Feature Importance Distribution Plot

Here, we see a combination of a scatter plot and a violin plot showing the importance values for individual features. Features with higher overall feature importance tend to have a more extensive spread from minimum to maximum.


In [15]:
# Prepare data in the right format
fi = feature_importance_df.stack().reset_index()
fi.columns = ['country_name', 'feature', 'importance']
fi.head()


Out[15]:
country_name feature importance
0 Afghanistan log_gdp_per_capita -0.593632
1 Afghanistan social_support -0.480017
2 Afghanistan healthy_life_expectancy_at_birth -0.782510
3 Afghanistan freedom_to_make_life_choices -0.126955
4 Afghanistan generosity -0.068387

In [16]:
# Estimate optimal kernel density bandwidth for the violin plot
from sklearn.model_selection import GridSearchCV, LeaveOneOut
from sklearn.neighbors import KernelDensity

# We can have only one bandwidth, we choose the best for the most 
# important feature
most_important_feature = total_feature_importance['feature'][0]
x = fi[fi.feature==most_important_feature]['importance'].to_numpy()
bandwidths = 10 ** np.linspace(-1, 1, 100)
grid = GridSearchCV(KernelDensity(kernel='gaussian'),
                    {'bandwidth': bandwidths},
                    cv=LeaveOneOut())
grid.fit(x.reshape(-1,1));
bw = grid.best_params_['bandwidth']

In [17]:
pl.figure(figsize=(15, 10))
ax = sns.violinplot(x='importance', y='feature', data=fi, order=total_feature_importance['feature'],
                  inner=None, color='.8', scale='count', linewidth=0, bw=bw)
ax = sns.stripplot(x='importance', y='feature', data=fi, order=total_feature_importance['feature'], 
                   color='b')
ax.set_title("Feature importance distribution")
ax.set_xlabel("Feature importance")
ax.set_ylabel("")
if write_images:
    fig = ax.get_figure()
    fig.savefig("images/feature_importance_distribution.png", bbox_inches = "tight")


Dependency Plot

Dependence plot show the feature importance values as a function of feature values.

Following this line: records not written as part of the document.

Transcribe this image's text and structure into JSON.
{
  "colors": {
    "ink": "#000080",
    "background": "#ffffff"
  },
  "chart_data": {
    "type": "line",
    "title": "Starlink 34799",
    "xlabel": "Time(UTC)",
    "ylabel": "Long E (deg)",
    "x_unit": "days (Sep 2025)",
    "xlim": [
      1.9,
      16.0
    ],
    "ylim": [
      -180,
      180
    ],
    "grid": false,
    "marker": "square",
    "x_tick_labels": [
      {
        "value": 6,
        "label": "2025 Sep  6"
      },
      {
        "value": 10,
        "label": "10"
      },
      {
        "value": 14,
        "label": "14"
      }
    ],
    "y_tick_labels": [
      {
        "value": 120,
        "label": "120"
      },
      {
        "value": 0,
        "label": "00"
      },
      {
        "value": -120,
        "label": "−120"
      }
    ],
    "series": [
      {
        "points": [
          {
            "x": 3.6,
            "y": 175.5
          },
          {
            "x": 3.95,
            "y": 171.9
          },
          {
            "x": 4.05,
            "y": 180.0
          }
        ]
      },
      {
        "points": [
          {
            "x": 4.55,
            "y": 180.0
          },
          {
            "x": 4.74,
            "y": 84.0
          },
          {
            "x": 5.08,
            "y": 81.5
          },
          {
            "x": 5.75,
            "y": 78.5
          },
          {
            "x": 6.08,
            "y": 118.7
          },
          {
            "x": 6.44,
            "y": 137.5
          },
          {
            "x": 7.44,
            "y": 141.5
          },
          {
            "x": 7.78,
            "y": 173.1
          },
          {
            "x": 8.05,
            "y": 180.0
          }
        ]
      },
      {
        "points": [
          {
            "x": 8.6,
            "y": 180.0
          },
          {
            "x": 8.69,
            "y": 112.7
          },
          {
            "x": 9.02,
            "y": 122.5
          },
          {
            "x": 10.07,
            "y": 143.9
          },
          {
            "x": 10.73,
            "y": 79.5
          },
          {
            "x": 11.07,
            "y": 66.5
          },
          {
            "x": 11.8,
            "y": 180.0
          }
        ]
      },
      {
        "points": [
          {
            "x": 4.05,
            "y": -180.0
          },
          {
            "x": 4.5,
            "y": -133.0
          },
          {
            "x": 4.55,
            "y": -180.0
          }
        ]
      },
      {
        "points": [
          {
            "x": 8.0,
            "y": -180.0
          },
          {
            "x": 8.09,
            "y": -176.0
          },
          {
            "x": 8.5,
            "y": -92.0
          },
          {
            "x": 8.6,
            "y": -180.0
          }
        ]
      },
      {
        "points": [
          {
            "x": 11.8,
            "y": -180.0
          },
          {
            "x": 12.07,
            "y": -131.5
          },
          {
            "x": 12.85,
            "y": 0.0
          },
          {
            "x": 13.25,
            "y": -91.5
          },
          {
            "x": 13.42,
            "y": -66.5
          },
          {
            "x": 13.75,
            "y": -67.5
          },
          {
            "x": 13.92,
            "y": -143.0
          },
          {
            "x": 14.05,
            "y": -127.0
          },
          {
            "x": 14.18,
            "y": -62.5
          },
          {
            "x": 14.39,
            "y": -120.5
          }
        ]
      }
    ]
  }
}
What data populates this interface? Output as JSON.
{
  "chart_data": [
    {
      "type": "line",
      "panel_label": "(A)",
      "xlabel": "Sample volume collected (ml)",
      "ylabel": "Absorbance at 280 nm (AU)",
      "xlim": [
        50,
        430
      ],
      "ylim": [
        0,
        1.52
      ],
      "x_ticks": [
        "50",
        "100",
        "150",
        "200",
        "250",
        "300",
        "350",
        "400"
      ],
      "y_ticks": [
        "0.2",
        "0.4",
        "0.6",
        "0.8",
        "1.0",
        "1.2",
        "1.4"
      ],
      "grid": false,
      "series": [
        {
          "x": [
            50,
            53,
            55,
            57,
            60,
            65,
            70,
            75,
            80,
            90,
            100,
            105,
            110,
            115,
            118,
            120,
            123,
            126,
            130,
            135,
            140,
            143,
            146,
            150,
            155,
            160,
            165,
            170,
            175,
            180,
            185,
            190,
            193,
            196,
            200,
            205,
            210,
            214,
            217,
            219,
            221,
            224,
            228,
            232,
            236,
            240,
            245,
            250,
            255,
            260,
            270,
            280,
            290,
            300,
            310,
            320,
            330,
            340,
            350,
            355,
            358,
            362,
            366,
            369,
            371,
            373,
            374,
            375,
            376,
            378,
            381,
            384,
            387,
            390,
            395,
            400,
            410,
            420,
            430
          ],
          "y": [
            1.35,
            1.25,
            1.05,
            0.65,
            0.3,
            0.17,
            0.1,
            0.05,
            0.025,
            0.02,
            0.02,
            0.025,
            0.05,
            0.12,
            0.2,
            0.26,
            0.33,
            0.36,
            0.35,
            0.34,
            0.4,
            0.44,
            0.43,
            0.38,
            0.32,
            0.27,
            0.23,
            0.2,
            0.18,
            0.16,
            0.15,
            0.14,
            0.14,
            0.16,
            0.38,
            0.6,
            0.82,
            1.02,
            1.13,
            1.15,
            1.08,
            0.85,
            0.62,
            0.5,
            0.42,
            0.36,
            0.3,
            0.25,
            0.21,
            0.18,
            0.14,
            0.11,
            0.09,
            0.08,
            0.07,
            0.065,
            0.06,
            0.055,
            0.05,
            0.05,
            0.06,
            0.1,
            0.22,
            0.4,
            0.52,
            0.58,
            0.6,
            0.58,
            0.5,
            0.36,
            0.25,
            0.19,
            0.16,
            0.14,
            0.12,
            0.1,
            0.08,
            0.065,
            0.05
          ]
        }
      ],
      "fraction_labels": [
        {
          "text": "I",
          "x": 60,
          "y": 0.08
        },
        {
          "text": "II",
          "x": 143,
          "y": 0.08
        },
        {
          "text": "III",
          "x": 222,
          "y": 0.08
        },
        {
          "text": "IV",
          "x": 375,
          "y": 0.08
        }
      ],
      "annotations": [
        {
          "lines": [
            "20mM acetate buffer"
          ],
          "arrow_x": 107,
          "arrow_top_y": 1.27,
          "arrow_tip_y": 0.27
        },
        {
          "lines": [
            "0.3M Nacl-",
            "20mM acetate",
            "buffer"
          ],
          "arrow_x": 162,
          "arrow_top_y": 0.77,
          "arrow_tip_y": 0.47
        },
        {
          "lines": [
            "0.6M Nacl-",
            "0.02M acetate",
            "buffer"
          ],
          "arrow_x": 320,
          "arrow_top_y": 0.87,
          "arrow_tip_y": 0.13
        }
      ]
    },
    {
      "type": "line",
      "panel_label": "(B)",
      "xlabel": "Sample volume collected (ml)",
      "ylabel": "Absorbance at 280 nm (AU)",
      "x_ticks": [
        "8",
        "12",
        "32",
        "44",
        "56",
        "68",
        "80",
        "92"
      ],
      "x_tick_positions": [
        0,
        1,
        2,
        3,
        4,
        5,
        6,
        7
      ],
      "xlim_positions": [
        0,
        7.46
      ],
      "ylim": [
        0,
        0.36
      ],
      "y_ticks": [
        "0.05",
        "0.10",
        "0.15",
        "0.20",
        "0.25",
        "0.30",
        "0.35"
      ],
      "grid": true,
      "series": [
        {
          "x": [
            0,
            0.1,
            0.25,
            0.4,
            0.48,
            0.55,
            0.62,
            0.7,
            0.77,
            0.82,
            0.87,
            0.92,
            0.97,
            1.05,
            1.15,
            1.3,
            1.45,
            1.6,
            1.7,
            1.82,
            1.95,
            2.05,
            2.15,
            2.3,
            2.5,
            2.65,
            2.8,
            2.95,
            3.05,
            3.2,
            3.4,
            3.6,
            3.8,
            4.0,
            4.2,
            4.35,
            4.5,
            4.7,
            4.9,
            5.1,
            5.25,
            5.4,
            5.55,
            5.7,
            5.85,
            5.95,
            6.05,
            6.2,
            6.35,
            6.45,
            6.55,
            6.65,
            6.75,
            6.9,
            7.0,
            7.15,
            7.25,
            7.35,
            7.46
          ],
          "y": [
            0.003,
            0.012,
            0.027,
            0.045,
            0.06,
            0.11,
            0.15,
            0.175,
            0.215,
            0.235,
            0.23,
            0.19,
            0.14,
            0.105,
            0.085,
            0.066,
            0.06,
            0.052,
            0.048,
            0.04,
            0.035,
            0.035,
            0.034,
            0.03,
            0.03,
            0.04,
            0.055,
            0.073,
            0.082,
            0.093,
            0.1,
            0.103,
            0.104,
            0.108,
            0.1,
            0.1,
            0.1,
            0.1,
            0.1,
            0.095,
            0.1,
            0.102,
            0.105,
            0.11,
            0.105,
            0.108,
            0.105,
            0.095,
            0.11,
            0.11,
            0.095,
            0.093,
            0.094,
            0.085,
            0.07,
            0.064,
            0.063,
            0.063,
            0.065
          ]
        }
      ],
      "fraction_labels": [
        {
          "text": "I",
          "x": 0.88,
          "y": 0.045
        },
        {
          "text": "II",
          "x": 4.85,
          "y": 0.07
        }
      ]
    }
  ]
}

Additionally, the color of the markers indicate the target score.


In [18]:
def dependence_plot(feature, annotations):
    text = ["{}: {:.1f}".format(row.name, row['life_ladder']) for _, row in dataset.iterrows()]
    text = [t.replace('\n', '<br>') for t in text]
    fig = go.Figure()
    
    feature_importance_column = 'ml.feature_importance.'+feature
    target = dataset['life_ladder']
    fig.add_trace(go.Scatter(x = dataset[feature], y=dataset[feature_importance_column], 
                             mode='markers', 
                             text=text, 
                            marker=dict(size=8, color=target, showscale=True, line_width=1,
                                        colorscale='Bluered',
                                       colorbar=dict(title="Happiness", 
                                                     tickvals=[target.min(), target.max()], 
                                                     ticktext=['low', 'high']))))
    fig.update_layout(
        title='Dependence plot',
        xaxis_title='Value of \"{}\"'.format(feature), 
        yaxis_title="Importance of \"{}\"".format(feature),
        template='plotly_white',
        font=dict(size=16)
    )
    
    for annotation, ay in annotations:
        fig.add_annotation(
            go.layout.Annotation(
                x=dataset.loc[annotation, feature],
                y=dataset.loc[annotation, feature_importance_column],
                text=annotation,
                xref="x",
                yref="y",
                showarrow=True,
                arrowhead=7,
                ax=0,
                ay=ay,
                font = dict(size=12)
            )
        )
    if write_images:
        fig.write_image('images/dependence_plot_{}.png'.format(feature), width=800, height=600)
    fig.show()

In [19]:
dependence_plot("healthy_life_expectancy_at_birth", [('Switzerland', -20), ('Japan', 10), 
                                                     ('South Korea', 40), ('Spain',10), ('France', -10),
                                                    ('Chad', 10), ('Ivory Coast', -10), ('Nigeria', 10),
                                                    ('Mali', 10), ('Sierra Leone',-15)])



In [22]:
dependence_plot("log_gdp_per_capita", [("Luxembourg", -10), ("United Kingdom", -40)])



In [ ]: